When you have enough followers, you can make the leader of your people into a hero. He will then go around the land you have built, literally taking strength from the people into himself, and working his way toward the enemy. When he gets there, he will engage in holy warfare upon your enemy's people. He will burn; he will kill. And he won't stop until they're all dead... or he is.
But you don't have to let your people have all the fun; the gods have other tools as well. You can drown your enemies one at a time with your land lowering powers, submerge their towns in swamps, or raise a volcano in the middle of their best farmland. Even better, you can flood the land and drain all the people who didn't build on high ground.
And when you win, you'll have 500 more worlds to conquer.
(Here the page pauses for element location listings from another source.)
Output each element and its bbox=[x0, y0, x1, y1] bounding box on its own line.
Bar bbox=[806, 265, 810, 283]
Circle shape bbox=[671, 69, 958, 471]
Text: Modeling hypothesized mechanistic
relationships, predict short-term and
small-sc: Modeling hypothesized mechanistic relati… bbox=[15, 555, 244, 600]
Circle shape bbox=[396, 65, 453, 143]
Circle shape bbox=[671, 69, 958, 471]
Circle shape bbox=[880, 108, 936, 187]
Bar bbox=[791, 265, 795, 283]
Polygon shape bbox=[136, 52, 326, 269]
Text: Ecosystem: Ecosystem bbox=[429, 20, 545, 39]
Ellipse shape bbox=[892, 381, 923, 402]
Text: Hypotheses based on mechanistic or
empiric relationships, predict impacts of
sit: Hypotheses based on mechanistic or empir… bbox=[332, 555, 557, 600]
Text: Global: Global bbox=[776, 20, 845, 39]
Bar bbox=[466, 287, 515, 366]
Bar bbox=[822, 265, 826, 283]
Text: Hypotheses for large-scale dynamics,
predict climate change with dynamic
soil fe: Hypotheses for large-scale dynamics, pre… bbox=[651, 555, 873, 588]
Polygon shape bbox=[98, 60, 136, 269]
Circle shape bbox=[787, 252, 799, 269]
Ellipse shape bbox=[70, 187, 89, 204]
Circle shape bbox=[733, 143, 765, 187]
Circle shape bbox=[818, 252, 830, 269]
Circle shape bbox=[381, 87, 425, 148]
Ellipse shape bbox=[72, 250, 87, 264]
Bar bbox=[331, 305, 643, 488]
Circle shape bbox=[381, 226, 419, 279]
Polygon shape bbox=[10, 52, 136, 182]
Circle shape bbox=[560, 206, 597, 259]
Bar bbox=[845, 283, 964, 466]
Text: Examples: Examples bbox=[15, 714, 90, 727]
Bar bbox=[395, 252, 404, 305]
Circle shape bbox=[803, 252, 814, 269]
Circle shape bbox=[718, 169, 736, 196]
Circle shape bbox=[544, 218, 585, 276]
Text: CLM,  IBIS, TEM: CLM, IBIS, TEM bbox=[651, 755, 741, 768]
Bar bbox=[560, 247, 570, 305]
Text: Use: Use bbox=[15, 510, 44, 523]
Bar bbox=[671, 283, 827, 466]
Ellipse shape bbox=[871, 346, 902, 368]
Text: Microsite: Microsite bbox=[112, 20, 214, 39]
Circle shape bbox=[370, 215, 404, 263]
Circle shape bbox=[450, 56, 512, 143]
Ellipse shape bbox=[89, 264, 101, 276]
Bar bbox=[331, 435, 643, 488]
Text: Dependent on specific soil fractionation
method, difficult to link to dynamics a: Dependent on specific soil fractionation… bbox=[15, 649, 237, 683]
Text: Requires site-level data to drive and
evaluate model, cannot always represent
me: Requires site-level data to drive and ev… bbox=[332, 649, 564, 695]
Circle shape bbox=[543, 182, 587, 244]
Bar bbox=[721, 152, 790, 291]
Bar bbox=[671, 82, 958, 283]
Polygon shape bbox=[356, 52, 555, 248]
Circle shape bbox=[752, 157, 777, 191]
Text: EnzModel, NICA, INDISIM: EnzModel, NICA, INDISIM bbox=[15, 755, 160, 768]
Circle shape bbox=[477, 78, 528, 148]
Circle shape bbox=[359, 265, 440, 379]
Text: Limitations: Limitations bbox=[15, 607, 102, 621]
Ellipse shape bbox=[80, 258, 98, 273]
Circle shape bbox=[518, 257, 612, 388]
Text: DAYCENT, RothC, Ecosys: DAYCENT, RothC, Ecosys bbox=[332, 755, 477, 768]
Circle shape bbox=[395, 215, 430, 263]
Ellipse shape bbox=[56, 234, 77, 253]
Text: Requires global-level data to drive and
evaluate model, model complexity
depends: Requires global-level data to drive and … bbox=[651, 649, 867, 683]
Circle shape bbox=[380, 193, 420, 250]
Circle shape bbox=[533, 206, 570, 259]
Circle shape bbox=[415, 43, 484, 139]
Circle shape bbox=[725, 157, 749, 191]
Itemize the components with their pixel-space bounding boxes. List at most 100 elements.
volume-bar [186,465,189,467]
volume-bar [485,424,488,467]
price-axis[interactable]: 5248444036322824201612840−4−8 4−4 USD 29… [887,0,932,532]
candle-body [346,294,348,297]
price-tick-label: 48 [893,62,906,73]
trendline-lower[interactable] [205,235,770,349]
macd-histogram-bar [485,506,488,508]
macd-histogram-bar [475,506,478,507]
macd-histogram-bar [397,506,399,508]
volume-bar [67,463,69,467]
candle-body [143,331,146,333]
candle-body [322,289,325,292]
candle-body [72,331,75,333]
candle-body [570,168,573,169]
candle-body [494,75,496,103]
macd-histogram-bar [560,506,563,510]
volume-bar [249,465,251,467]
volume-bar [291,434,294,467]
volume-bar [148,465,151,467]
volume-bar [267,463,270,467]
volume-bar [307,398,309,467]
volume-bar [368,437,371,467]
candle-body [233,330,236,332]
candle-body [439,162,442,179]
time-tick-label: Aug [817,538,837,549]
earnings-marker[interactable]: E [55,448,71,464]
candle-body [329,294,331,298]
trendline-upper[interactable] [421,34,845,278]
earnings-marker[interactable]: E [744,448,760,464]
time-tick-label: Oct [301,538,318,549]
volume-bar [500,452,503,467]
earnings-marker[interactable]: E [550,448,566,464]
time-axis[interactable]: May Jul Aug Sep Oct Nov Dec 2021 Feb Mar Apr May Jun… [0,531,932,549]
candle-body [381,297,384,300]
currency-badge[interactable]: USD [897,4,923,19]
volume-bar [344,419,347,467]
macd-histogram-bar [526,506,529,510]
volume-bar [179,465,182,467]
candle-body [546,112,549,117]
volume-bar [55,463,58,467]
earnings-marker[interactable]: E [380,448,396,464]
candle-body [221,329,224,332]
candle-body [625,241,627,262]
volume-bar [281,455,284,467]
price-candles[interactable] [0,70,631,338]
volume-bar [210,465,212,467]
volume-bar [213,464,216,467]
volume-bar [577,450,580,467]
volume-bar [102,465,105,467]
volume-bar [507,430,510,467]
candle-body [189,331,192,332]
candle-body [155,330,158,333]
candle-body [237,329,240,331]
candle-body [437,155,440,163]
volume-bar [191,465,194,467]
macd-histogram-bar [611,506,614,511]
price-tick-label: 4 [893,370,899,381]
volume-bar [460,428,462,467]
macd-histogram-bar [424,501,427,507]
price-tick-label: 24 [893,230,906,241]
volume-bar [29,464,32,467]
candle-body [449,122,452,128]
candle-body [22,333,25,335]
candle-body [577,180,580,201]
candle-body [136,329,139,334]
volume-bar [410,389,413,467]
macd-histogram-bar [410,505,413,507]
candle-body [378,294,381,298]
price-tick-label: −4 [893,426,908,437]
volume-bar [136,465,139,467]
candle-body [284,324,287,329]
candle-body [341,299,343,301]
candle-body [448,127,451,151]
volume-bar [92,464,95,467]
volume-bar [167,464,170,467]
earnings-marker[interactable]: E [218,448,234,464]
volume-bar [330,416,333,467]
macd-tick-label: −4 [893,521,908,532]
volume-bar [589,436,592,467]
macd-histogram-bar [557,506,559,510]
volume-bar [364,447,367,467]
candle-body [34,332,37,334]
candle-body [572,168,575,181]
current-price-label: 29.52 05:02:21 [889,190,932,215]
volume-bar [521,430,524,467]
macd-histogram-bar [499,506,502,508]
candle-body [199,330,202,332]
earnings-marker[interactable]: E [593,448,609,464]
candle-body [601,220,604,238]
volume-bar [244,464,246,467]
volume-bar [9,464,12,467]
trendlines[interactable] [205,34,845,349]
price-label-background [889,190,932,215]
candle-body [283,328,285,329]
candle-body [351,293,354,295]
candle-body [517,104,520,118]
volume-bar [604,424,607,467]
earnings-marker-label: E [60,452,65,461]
A god's play is just never done.
Populous II: Trials of the Olympian Gods is a great sequel to one of the most unique computer games ever made. Every aspect of the game was improved and various features added to make it a deeper game. In contrast to some unnamed god you play in the original Populous, in the sequel you actually are a god -- the son or daughter of Zeus, no less. Your task is to win a place for yourself in the pantheon by getting your worshippers to take on and beat the followers of the other gods. All in a day's work.
That Populous II isn't just a prettier Populous is obvious from the start: different points can be allocated to different elements to make your character more or less powerful in that area. For example, if you want your god to be a fire god (handy when fighting Neptune), you can give him/her more points in "fire" element. You will then get powerful fire effects (e.g. meteor shower and volcano) to wreck havoc on your opponents' followers much quicker than effects in other elements.
As in the first game, you must use supernatural powers to help your followers defeat the enemies. Your powers, as in Populous are what makes the game a lot of fun: in addition to old favorites such as tidal waves and volcano, there are many more creative ones such as baptismal fonts which turn enemy people into your followers (on the downside, these converts can change back into the enemies when they fall into it the second time!) The bigger the effect, the more mana you must have. Mana comes from your followers: the more followers you have, the more mana they give you. If you have enough mana, you can also summon famous Greek heroes such as Perseus and Theseus to help rally the people--- and burn down enemy houses in a hurry.
The great fun in Populous II is the little tricks you will learn as you play. If the enemy is on a holy pilgrimage, for example, rather than trying to kill them directly you can plant a swamp in their way and watch them march to their deaths. You can plant trees all throughout the enemy land and then throw a match to it and watch an entire enemy city burn in one giant conflagration. Planning, timing, and dexterity are all required for success, as well as quick anticipation of your enemy's strategy. Each of your opponent is introduced before the battle begins, and they do follow their legendary traits (e.g. if you fight Neptune, expect to see a lot of water effects). To round off this gem, there are random maps, multiplayer options, and practice mode where you can learn the game's mechanics. Even today, you won't likely find a better god game anywhere.